WHAT SHOULD YOU LOOK FOR?

Does your intended KiwiSaver scheme:

 

Have unit pricing?

Does it convert your savings into units of one of their funds and then tell you periodically what the price of each unit is? Unfortunately this is a common but insidious practice that life insurance companies in particular employ. It prevents you being able to validate the value of your holdings and most importantly deduce the effective fees and expenses you’re being charged. There have been cases brought by the Australian Securities Commission against life insurers for mis-pricing their units with the error consistently in favour of the company rather than investors. Unfortunately the New Zealand regulator is so under-resourced it hasn‘t run similar checks here.

Have a reserve account?

A common practice - again originating from the life insurance firms where the discretion their employed actuaries have to move funds about is often unchecked - is for "the fund" to reserve monies for events that may or may not occur in future. The reasons given for reserving some of the funds are to cover possible tax liabilities, possible expense increases, to vest at some future date to the member, or to smooth future returns. The problem is that as soon as some of your money is moved to "reserves" the ownership of it becomes moot. Is it still yours, does it belong to "the fund" or will it, some time in the future, become "free" reserves thanks to the "discretion" exercised by the actuary employed by the manager, and actually then become the property of the company and definitely no longer yours? The recourse of individual savers to recover monies that the fund manager has moved to "reserves" is very weak indeed.

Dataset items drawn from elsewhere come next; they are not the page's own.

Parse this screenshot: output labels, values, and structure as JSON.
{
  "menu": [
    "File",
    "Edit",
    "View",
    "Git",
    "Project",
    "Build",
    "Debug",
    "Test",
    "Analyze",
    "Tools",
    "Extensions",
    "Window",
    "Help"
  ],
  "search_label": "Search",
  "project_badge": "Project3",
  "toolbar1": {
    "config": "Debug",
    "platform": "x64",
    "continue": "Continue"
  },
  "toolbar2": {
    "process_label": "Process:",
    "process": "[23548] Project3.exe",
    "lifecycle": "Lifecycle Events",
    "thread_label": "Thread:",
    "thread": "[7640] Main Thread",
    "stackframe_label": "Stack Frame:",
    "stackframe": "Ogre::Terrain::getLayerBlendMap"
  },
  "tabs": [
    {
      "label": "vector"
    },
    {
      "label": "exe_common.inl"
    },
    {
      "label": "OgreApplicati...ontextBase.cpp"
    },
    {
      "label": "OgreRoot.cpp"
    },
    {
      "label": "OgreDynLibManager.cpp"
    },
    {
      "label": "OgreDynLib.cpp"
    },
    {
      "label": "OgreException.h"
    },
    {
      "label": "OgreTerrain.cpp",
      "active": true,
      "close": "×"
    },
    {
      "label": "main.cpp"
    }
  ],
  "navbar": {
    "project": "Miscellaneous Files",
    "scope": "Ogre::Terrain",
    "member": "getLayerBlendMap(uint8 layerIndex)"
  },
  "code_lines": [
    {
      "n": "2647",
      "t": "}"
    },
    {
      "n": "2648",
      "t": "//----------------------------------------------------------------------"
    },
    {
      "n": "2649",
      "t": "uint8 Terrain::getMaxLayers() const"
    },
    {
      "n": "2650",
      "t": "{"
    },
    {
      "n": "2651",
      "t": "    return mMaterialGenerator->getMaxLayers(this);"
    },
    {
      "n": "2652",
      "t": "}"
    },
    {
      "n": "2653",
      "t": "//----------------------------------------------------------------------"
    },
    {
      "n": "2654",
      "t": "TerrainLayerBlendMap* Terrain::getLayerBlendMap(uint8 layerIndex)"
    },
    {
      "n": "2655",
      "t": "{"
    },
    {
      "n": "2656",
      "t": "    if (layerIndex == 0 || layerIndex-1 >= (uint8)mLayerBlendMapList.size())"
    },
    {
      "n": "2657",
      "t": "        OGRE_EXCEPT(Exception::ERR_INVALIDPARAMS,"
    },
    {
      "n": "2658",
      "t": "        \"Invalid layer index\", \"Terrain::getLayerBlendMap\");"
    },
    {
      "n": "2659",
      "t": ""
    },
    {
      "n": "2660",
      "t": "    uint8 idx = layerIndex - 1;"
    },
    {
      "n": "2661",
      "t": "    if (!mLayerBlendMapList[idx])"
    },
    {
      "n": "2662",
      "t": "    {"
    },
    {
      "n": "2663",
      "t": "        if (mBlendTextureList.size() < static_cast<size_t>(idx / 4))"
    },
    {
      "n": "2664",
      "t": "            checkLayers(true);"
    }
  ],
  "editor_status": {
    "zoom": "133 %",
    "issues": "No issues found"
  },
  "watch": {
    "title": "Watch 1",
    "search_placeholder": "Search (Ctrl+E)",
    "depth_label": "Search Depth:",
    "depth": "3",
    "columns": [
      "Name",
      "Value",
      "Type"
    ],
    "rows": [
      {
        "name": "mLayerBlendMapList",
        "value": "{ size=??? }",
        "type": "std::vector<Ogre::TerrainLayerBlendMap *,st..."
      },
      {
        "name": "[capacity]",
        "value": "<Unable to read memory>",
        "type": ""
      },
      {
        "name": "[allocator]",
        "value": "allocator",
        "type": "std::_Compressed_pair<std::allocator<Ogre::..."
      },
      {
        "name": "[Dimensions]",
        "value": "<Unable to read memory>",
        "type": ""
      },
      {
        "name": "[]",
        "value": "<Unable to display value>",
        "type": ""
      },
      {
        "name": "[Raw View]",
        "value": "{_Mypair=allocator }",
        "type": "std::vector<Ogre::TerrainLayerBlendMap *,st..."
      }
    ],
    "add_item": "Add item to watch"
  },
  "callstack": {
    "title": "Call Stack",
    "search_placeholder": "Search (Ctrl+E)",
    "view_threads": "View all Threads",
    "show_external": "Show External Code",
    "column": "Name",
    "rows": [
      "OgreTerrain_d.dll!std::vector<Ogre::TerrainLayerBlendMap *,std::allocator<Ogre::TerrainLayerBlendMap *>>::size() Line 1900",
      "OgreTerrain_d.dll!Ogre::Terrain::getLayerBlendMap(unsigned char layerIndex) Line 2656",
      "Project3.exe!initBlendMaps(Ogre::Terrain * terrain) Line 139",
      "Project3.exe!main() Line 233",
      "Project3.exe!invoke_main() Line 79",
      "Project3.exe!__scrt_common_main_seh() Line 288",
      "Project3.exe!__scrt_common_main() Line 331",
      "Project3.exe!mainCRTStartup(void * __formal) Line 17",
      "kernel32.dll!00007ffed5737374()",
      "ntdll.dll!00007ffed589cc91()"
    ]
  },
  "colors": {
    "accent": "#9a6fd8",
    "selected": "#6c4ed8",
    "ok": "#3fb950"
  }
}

Allow dealings with related parties?

Some schemes will invest your savings in products or funds that are managed by the same or a related business. Effectively the company then captures a second level of fees. Other schemes will have a sister company that charges expenses to the fund and the trust deed will allow those expenses to be effectively uncapped by employing weasel words such as "reasonable" and "in good faith" to imply an effective cap.

Clearly state fees or are they expressed as a combination of flat dollar fees and a percentage of funds under management; plus exit and entry fees for unitised investments?

One of the most scurrilous practices is to have very high exit fees so members find themselves effectively trapped with their current provider. A mix of flat dollar and percentage fees is a common way of disguising very high fees from members.

Offer you a range of investment options that allow you to diversify your investments?

We‘ve already seen some schemes being promoted that invest in just one sector. That simply misses the point of what long term savings is about. For example, there‘s one company pushing the idea that their fund (that invests in a narrow range of New Zealand companies) is a suitable repository for long term savings. It is not.